Answer to W2: This is a very good question. Yes, we believe that revealing detailed categories provides important insights for improving alignment.

• Identifying specific categories of false refusals allows developers to perform a more granular analysis of LLM performance. This detailed understanding helps in diagnosing the root causes of false refusals more effectively. For example, if the LLM frequently refuses prompts with homonyms and figurative language, the root cause might be a deficiency in language understanding. If the LLM refuses many requests related to public statistics, the root cause might be the over-generalization of safety fine-tuning.
• Based on the granular analysis, developers can implement targeted improvement strategies.

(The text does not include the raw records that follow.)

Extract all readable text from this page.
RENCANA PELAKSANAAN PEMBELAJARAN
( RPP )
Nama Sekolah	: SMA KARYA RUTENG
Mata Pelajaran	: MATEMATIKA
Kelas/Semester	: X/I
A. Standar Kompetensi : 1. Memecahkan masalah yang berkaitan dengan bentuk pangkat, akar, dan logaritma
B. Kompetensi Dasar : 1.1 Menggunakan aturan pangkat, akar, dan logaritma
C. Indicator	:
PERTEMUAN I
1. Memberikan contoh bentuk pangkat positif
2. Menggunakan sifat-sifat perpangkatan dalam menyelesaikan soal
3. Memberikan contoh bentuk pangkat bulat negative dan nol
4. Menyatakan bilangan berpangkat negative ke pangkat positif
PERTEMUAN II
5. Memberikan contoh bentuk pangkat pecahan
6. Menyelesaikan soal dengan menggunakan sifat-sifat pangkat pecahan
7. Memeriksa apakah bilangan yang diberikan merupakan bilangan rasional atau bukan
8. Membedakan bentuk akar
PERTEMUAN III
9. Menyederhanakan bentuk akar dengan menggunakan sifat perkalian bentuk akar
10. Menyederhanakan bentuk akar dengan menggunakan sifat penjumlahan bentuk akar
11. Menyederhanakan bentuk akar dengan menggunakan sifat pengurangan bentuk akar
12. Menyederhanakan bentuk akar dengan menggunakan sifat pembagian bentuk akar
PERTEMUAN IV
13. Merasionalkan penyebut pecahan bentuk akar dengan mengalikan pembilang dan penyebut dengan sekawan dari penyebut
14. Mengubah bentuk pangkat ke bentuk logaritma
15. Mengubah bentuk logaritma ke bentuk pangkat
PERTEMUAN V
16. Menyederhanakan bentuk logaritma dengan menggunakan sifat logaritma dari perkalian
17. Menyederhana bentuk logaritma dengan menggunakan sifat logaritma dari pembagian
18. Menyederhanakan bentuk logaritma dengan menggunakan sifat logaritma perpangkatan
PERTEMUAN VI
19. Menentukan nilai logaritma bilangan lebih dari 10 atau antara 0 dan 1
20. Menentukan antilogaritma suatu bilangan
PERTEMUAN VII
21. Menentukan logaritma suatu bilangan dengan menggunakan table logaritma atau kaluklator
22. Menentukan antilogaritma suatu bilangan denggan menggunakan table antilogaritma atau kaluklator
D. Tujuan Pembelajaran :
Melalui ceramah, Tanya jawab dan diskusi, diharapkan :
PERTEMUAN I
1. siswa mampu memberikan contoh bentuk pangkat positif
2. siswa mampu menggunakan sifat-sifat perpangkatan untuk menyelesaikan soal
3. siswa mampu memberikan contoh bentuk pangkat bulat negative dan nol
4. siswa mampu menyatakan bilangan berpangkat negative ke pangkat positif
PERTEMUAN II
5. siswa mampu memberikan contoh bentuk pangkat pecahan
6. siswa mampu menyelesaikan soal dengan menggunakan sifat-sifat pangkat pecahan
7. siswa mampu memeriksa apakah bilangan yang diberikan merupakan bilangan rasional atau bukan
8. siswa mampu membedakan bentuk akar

For instance, they can fine-tune the LLM with examples containing homonyms and figurative language for the first case, and explore more requests related to public statistics that shouldn't be refused and incorporate them into safety fine-tuning to avoid over-generalization for the second case.

Thanks again for the question. We will add the discussion on the potential use of these categories to the paper.

Thank you for your valuable feedback! Below, we address the questions in detail.

Answer to W1&Q1: We would like to clarify that the categorization occurs after prompt generation. These categories are the natural outcomes of our autonomous generation algorithm. During generation, our method uses reference prompts to steer style and domain, rather than targeting specific categories directly. This approach ensures a diverse set of pseudo-harmful prompts, which we then categorize into "Compound term" or others. We will make this process clearer to prevent any misunderstandings.

Our dataset is of high quality. Unlike previous datasets that were manually crafted and limited in scope and diversity, ours contains 1.5K diverse prompts that effectively trigger false refusals across various LLMs. Using 7b models like Llama2-7b, Vicuna-7b, and Mistral-7b as writer LLMs, and ShareGPT as the reference prompts, has proven effective in generating these high-quality pseudo-harmful prompts.

Answer to W2&Q2: Thanks for the insightful suggestion!

• Our method serves as a red-teaming tool to help LLM developers identify false refusals specific to their models. When using single target LLM, the generated prompts are tailored to it, which is beneficial for red-teaming purposes.
• To ensure a large and diverse dataset, we collect pseudo-harmful prompts generated from three settings (writer LLM + target LLM to be Llama2-7b + Llama2-7b, Vicuna-7b + Llama2-7b, and Mistral-7b + Mistral-7b), forming the PHTest dataset. We observe that the pseudo-harmful prompts generated from a single target LLM already exhibit some transferability, as they can trigger false refusals of various black-box LLMs, such as Claude.
• We agree that using an ensemble of target LLMs is a promising way to enhance transferability. We would like to explore it in the future work since this approach presents two challenges. Firstly, it requires more memory and computation resources. Secondly, different LLMs have different vocabularies and tokenizers, complicating the optimization of the next token. One potential solution is to use tokenizer adapters [1]. Thanks again for the great suggestion. We will include a discussion on this and explore it in our future work.

[1] Minixhofer, Benjamin, Edoardo Maria Ponti, and Ivan Vulić. "Zero-Shot Tokenizer Transfer." arXiv preprint arXiv:2405.07883 (2024).